Uma respeitada família de quatro músicos de jazz, os López-Nussa, divulgou um comunicado conjunto: “Partindo dos princípios éticos de nossa família, baseados nos conceitos de liberdade, igualdade e fraternidade, inculcados desde o berço por nossos pais e avós, nós condenamos hoje, 14 de julho de 2021, todo ato de violência exercido contra nosso povo, que neste momento atravessa uma crise profunda e lamentável. A violência só gera violência”. Verdadeiras instituições em Cuba, como Chucho Valdés e o compositor Leo Brouwer, também condenaram o ocorrido. “Que dor, que tristeza que se chegue ao abuso de poder... Nunca imaginei que as forças da ordem em Cuba fossem agredir pessoas comuns e pacíficas como somos nós, cubanos”, escreveu Brouwer. Lázaro Saavedra, Prêmio Nacional de Artes Plásticas, foi mais longe: “Não há nenhuma justificativa, nenhuma justificativa! para esse uso excessivo da força com civis e menos ainda com a intervenção de tropas especiais. É abusiva a violência do Estado nessas imagens. Eu não exponho mais em nenhuma instituição estatal deste país”.

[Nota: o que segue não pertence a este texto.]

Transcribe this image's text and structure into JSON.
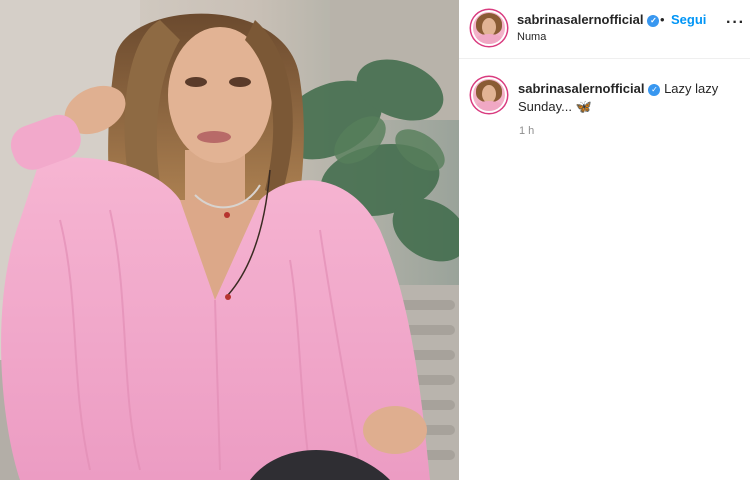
{
  "post": {
    "username": "sabrinasalernofficial",
    "verified_icon": "verified-badge-icon",
    "separator": "•",
    "follow_label": "Segui",
    "location": "Numa",
    "more_icon": "more-options-icon",
    "more_label": "···"
  },
  "caption": {
    "username": "sabrinasalernofficial",
    "text": "Lazy lazy Sunday...",
    "emoji": "🦋",
    "time": "1 h"
  },
  "colors": {
    "accent": "#0095f6",
    "verified": "#3897f0",
    "blouse": "#f2a9cb",
    "story_ring": "#d93b7f"
  }
}
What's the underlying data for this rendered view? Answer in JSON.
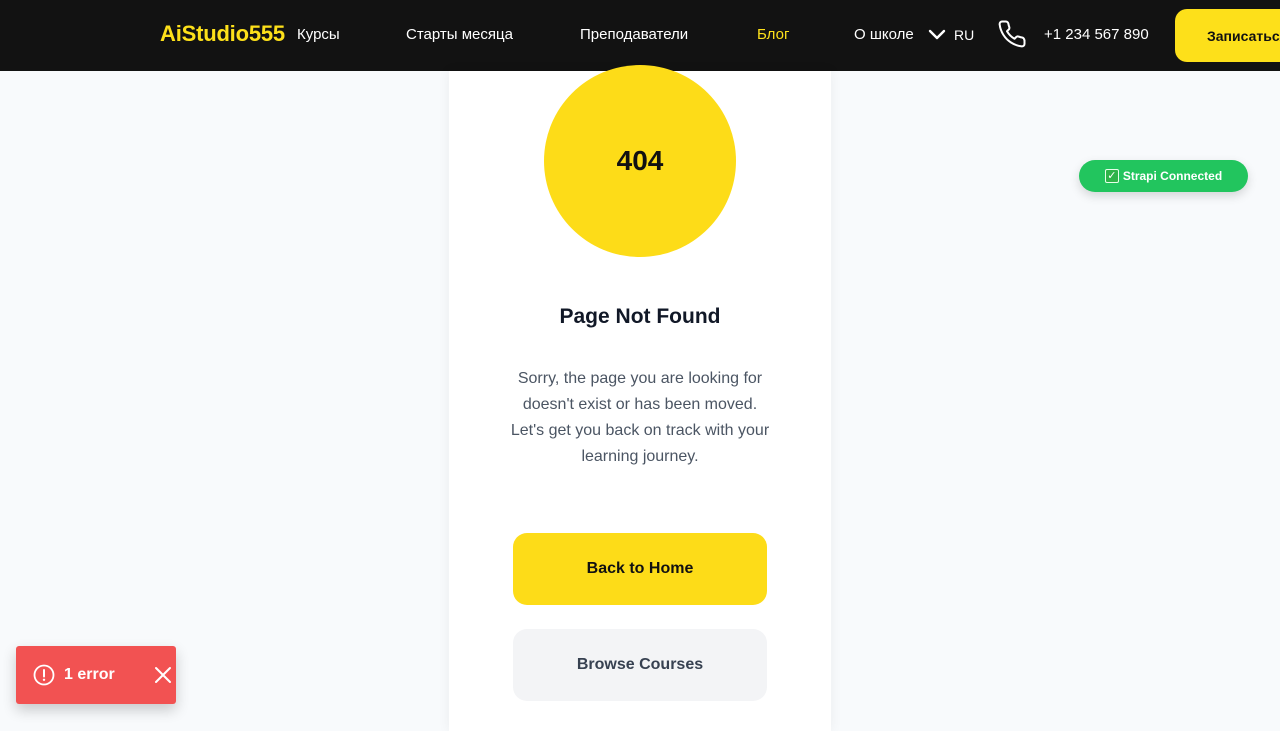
{
  "header": {
    "logo": "AiStudio555",
    "nav": [
      "Курсы",
      "Старты месяца",
      "Преподаватели",
      "Блог",
      "О школе"
    ],
    "active_nav": "Блог",
    "language": "RU",
    "phone": "+1 234 567 890",
    "cta_label": "Записаться",
    "accent_color": "#fde01a"
  },
  "error_page": {
    "code": "404",
    "title": "Page Not Found",
    "description": "Sorry, the page you are looking for doesn't exist or has been moved. Let's get you back on track with your learning journey.",
    "home_button": "Back to Home",
    "courses_button": "Browse Courses"
  },
  "status_badge": {
    "text": "Strapi Connected",
    "color": "#22c55e"
  },
  "error_toast": {
    "text": "1 error",
    "color": "#f25252"
  }
}
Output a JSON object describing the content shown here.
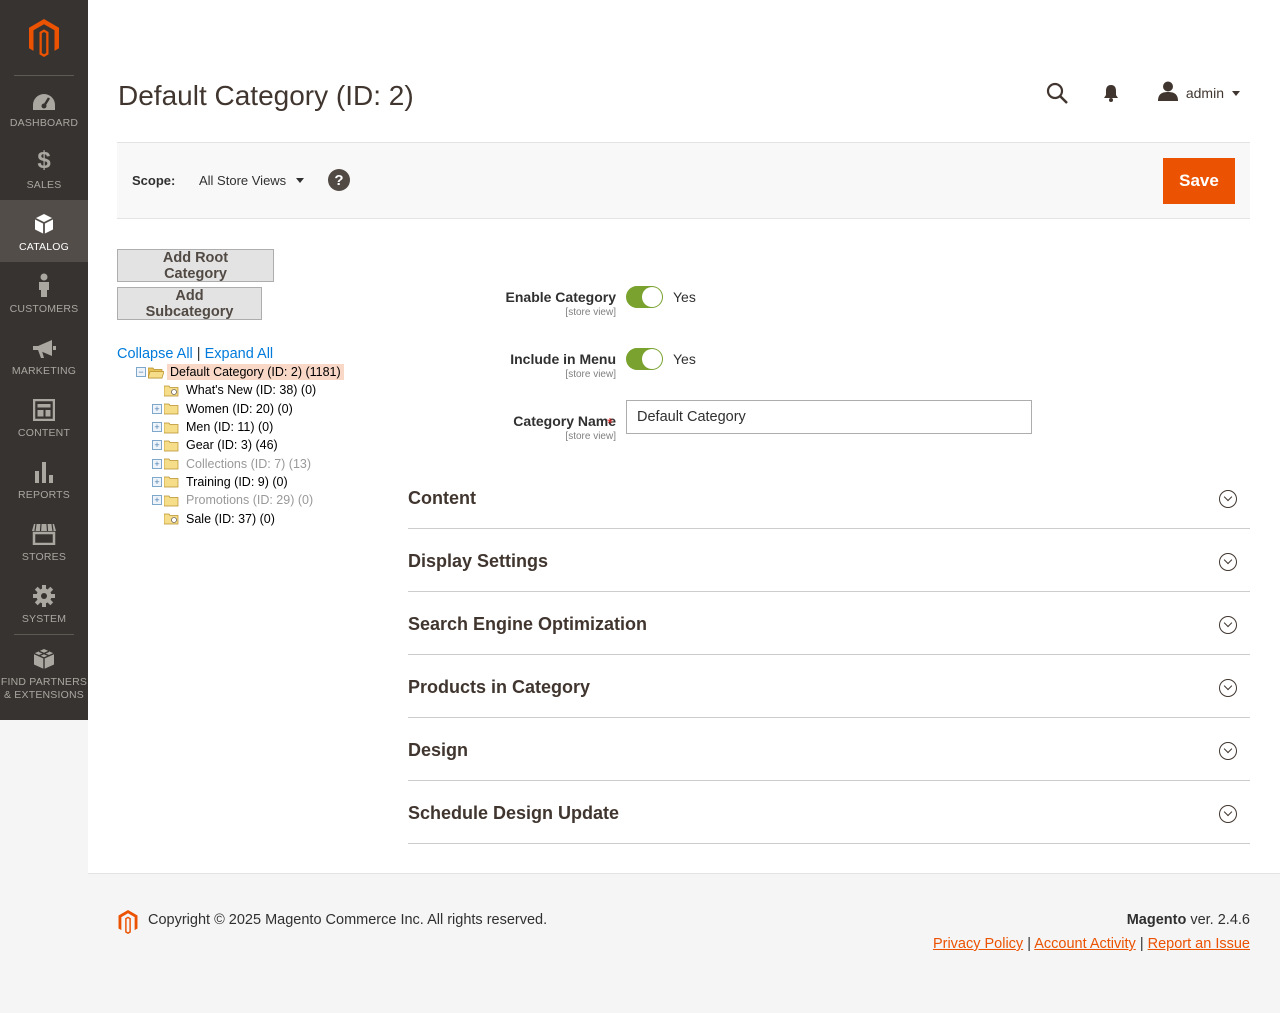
{
  "sidebar": {
    "items": [
      {
        "label": "DASHBOARD",
        "icon": "dashboard-icon"
      },
      {
        "label": "SALES",
        "icon": "dollar-icon"
      },
      {
        "label": "CATALOG",
        "icon": "box-icon",
        "active": true
      },
      {
        "label": "CUSTOMERS",
        "icon": "person-icon"
      },
      {
        "label": "MARKETING",
        "icon": "megaphone-icon"
      },
      {
        "label": "CONTENT",
        "icon": "layout-icon"
      },
      {
        "label": "REPORTS",
        "icon": "bar-chart-icon"
      },
      {
        "label": "STORES",
        "icon": "storefront-icon"
      },
      {
        "label": "SYSTEM",
        "icon": "gear-icon"
      },
      {
        "label": "FIND PARTNERS & EXTENSIONS",
        "icon": "cubes-icon"
      }
    ]
  },
  "header": {
    "title": "Default Category (ID: 2)",
    "user": "admin"
  },
  "scope": {
    "label": "Scope:",
    "value": "All Store Views",
    "help": "?"
  },
  "toolbar": {
    "save_label": "Save"
  },
  "tree": {
    "add_root_label": "Add Root Category",
    "add_sub_label": "Add Subcategory",
    "collapse_label": "Collapse All",
    "separator": "|",
    "expand_label": "Expand All",
    "root": "Default Category (ID: 2) (1181)",
    "children": [
      {
        "label": "What's New (ID: 38) (0)",
        "expandable": false,
        "disabled": false
      },
      {
        "label": "Women (ID: 20) (0)",
        "expandable": true,
        "disabled": false
      },
      {
        "label": "Men (ID: 11) (0)",
        "expandable": true,
        "disabled": false
      },
      {
        "label": "Gear (ID: 3) (46)",
        "expandable": true,
        "disabled": false
      },
      {
        "label": "Collections (ID: 7) (13)",
        "expandable": true,
        "disabled": true
      },
      {
        "label": "Training (ID: 9) (0)",
        "expandable": true,
        "disabled": false
      },
      {
        "label": "Promotions (ID: 29) (0)",
        "expandable": true,
        "disabled": true
      },
      {
        "label": "Sale (ID: 37) (0)",
        "expandable": false,
        "disabled": false
      }
    ]
  },
  "form": {
    "enable_category": {
      "label": "Enable Category",
      "scope": "[store view]",
      "value": "Yes"
    },
    "include_in_menu": {
      "label": "Include in Menu",
      "scope": "[store view]",
      "value": "Yes"
    },
    "category_name": {
      "label": "Category Name",
      "scope": "[store view]",
      "required": "*",
      "value": "Default Category"
    }
  },
  "sections": [
    "Content",
    "Display Settings",
    "Search Engine Optimization",
    "Products in Category",
    "Design",
    "Schedule Design Update"
  ],
  "footer": {
    "copyright": "Copyright © 2025 Magento Commerce Inc. All rights reserved.",
    "brand": "Magento",
    "version": " ver. 2.4.6",
    "links": [
      "Privacy Policy",
      "Account Activity",
      "Report an Issue"
    ],
    "link_separator": "|"
  },
  "colors": {
    "accent": "#eb5202",
    "sidebar": "#373330",
    "toggle_on": "#79a22e",
    "link": "#007bdb"
  }
}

Outros artistas se alinharam totalmente com o Governo, responsabilizando os Estados Unidos por asfixiar os cubanos para tentar provocar um levante e manipular os acontecimentos. “Caso alguém tenha dúvidas sobre o trabalho definitivamente subversivo nas redes sociais e plataformas digitais, e o engrandecimento de figuras que não representam os interesses do nosso povo, e a manipulação midiática que a partir daí tentam fazer com os setores mais pobres”, afirmou Israel Rojas, da dupla Buena Fe, “a Revolução não é um processo perfeito, é um processo perfectível, que recebe, merece e requer uma crítica revolucionária profunda, mas a partir daí acreditar que é um processo vulgar que merece morrer, não contem comigo para isso, Estou aqui para continuar tendo o direito de construir um país melhor, independente e soberano”, expressou. Para o trovador Ray Fernández, “os jovens têm que se dar conta de que essa é mais uma artimanha, que o que eles querem é nos desestabilizar, criar o caos, intervir e ferrar com a paz”. Assim estão as coisas.